Parmi les professionnels de santé, le pharmacien d'officine est un acteur incontournable de la pharmacovigilance en raison de sa proximité avec le patient et de sa connaissance du médicament. La présidente des centres régionaux de pharmacovigilance souligne le gros travail de remontée des informations réalisées par les officines. Demain, des progrès pourront être encore réalisés avec le dossier pharmaceutique, qui s'inscrit dans une démarche de pharmacovigilance et doit être utilisé comme un outil d'alerte descendante et montante par la direction générale de la santé. Dans le cadre des plans de gestion du risque, le dossier pharmaceutique peut permettre de bloquer sans délai des lots de médicaments suspectés, car il atteint la quasi-totalité des officines puisque 80 % des officines l'utilisent.

Le dossier pharmaceutique peut permettre, dans une démarche plus large de surveillance active, l'utilisation des données pour étudier un médicament durant sa vraie vie auprès du patient. Il doit aussi devenir un outil pour développer des études de pharmacoépidémiologie permettant de rechercher les effets d'un médicament grâce au suivi d'une cohorte de patients. La France doit combler son retard dans ce domaine. À ma connaissance, les premiers projets en la matière viennent seulement d'être labellisés dans le cadre du grand emprunt.

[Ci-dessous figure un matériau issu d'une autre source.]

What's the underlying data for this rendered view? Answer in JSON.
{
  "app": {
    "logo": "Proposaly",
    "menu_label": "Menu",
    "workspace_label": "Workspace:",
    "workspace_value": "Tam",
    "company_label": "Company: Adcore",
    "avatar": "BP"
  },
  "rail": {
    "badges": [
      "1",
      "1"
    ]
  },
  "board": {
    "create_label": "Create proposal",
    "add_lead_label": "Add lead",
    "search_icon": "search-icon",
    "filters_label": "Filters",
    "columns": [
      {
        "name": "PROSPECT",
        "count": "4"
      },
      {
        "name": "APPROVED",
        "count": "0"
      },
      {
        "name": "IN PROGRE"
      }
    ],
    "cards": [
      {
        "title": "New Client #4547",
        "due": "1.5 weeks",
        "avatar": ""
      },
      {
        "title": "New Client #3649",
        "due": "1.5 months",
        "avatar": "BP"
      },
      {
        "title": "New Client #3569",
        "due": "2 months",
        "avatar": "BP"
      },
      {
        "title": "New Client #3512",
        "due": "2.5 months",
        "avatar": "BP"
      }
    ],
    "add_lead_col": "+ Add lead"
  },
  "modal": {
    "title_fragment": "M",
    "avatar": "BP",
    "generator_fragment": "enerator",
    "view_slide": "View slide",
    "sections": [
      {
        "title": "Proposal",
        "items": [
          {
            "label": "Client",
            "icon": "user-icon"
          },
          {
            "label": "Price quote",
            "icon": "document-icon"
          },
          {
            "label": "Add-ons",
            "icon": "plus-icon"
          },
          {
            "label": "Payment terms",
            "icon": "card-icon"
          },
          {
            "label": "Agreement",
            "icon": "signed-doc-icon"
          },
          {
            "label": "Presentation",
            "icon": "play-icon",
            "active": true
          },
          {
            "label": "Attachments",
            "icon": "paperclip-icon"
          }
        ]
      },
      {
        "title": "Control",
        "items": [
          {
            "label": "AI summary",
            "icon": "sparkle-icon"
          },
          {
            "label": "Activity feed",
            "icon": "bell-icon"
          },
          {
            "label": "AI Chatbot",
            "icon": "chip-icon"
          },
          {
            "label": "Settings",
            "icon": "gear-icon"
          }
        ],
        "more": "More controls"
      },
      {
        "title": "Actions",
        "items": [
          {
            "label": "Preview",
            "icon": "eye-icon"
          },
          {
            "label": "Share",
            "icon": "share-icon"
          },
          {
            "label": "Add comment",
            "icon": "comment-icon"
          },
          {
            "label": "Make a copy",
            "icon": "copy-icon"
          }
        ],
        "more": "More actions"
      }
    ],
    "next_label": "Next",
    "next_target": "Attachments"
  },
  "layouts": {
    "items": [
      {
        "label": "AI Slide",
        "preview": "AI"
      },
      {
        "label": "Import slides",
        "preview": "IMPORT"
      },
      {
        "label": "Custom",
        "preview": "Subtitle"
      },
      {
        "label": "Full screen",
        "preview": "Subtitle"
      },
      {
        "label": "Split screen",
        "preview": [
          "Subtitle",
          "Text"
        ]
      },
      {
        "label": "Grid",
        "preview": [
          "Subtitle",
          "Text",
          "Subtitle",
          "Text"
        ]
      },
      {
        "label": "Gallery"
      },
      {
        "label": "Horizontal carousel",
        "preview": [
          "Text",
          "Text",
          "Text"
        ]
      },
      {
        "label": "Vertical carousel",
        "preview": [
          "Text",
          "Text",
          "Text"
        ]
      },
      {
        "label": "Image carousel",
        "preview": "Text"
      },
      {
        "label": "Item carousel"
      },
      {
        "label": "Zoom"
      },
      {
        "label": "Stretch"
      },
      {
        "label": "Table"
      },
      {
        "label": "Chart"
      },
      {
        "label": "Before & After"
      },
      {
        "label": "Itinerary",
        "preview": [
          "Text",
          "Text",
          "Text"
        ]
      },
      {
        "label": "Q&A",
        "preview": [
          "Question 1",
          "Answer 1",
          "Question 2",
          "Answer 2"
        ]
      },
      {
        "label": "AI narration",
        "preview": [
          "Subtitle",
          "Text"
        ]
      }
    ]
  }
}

Restaurer la confiance dans le médicament et dans notre système sanitaire est une priorité pour les Français. C'est aussi votre priorité, monsieur le ministre, vous l'avez exprimée dès la remise du rapport de l'IGASS qui pointait les responsabilités de chacun dans l'affaire du Mediator et le dysfonctionnement des agences de sécurité du médicament.

Votre projet de loi propose aujourd'hui des mesures indéniablement fortes. Elles ont surtout l'avantage d'être lisibles pour le public. Elles doivent permettre de restaurer l'image du médicament, ce qui est absolument indispensable, ainsi que celle de tous les acteurs et décideurs de la chaîne du médicament.